GREENOUGH, MT – JUNE 14: Helmville, Montana volunteer fire department firefighter Dean Phillips (R) and Montana Department of Natural Resources and Conservation firefighter Will Wood (L) tell their instructor Jesse Hauer (C) how they will attack a fire during a live fire training at the Lubrecht Forest Camp June 14, 2007 in Greenough, Montana. In preparation for what is expected to be a busy fire season, Montana state Department of Natural Resources and Conservation (DNRC) held its annual week long Interagency Wildland Fire Engine Academy which prepares firefighters for the upcoming fire season with refresher courses in fire attack and fire strategy. Fire crews come from as far as Helena, Montana to participate in the training. (Photo by Justin Sullivan/Getty Images)
Montana’s firefighting resources are stretched thin as the state faces down a possibly historic fire season and some of the worst drought on record, state officials testified in a meeting of the Water Policy Interim Commission on Thursday.
The state, the rest of the Northern Rockies region and then the country as a whole entered fire Preparedness Level 5 earlier in the week, signaling a large number of major fires across the landscape with the potential to exhaust firefighting assets.
“Nationally, we do not have enough resources to fight the fire on the landscape throughout the country,” Sonya Germann, the Forestry Division administrator with Department of Natural Resources and Conservation, told the bipartisan committee Thursday. “Even though we’re the first priority in the nation, we’re not getting all the resources that we need to fight fire on the landscape in the state of Montana and the Northern Rockies.

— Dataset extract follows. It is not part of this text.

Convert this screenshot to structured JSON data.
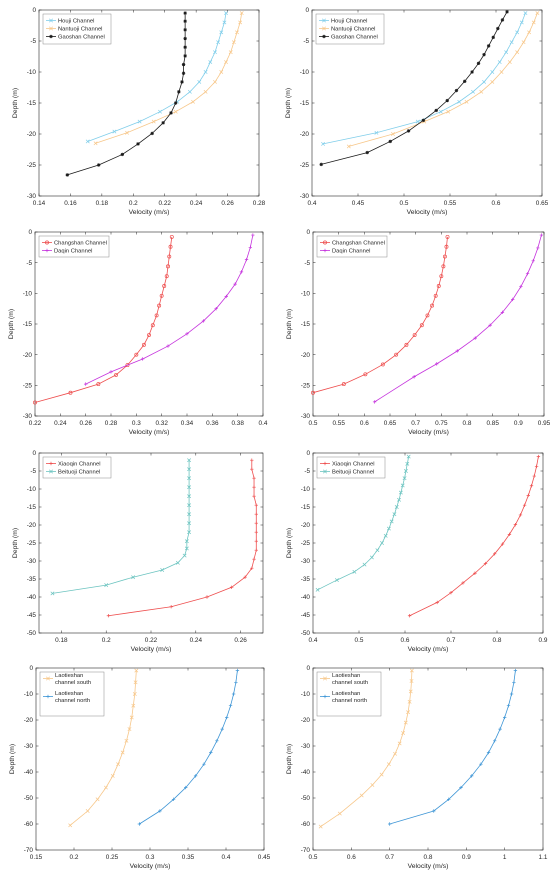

“If you’re gonna ask me which resources we’re short on, I’d say everything,” she said.
Fire has burned over 140,000 acres in Montana this year, racking up a $3 million fire suppression tab in July alone so far. As the state closes out the fiscal year, it will have spent around $20 million in fire suppression funds in total, leaving around $100 million, Germann said.
“We’re gonna need a lot of that,” she said.
There are intense blazes throughout the region, especially in smokey western Montana and the Idaho panhandle. Drought has the West in a vice-grip, with the majority of Montana counties designated as drought disaster areas, all while temperatures are climbing. More than 90 percent of Montana faced abnormally dry conditions up to extreme drought by the end of June.
And climate change makes fires easier to start and tougher to keep small — with one 2016 study concluding that half of observed increases in fuel aridity since the 1970s are anthropogenic in origin, meaning that climate change has “approximately doubled the western U.S. forest fire area beyond that expected from natural climate variability alone during 1984–2015,” the study says.
Montana Gov. Greg Gianforte declared a statewide wildland fire emergency on Wednesday, giving Montana access to resources from the National Guard and activating a mutual aid agreement with other states.
“To understand why we are where we are today, you have to go to last fall,” said DNRC Water Planning Section supervisor Michael Downey at Thursday’s meeting. “We didn’t have September rains last year. Come the middle of October, nearly all the state was in some form of drought or abnormally dry.”
A dry fall led into a dry, warm winter, with a snowpack that didn’t set in at medium and low elevations, Downey said. June, typically one of the state’s wettest months, was just parched, and in about a two-week period most of the snowpack had melted, he said.
“What’s a little bit scary is if you look around the West, we’re in better shape than pretty much everyone else — which is really an indication of how dire things are,” he said.
The breadth of the situation has created a high demand for firefighting resources, Kristin Sleeper, a fire information officer with DNRC, told the Daily Montanan.
“There’s already shortages of resources — Type 1 (hotshot) crews, Type 2 initial attack crews — all of those crews are in high demand given the fire activity on the landscape,” Sleeper said. “If a resource becomes available, it immediately gets taken up.”
The same can be said for Type 1 incident management teams, air tankers, helicopters and other aircraft, she said. DNRC collaborates across jurisdictional lines to allocate resources effectively, she said, and the emergency declaration can help “free up some of those pinch points,” but it still poses a challenge.
“We have been seeing requests go unfilled,” she said.
The blistering fire season has also underlined a crisis of low firefighter pay and poor retention nationwide, especially at the federal level.
This type of resource strain is part of what makes Preparedness Level 5 what it is. But Sleeper said Montana usually doesn’t get to that point until August.
“We’re a full month ahead of schedule in terms of the fire behavior and the level of activity,” she said.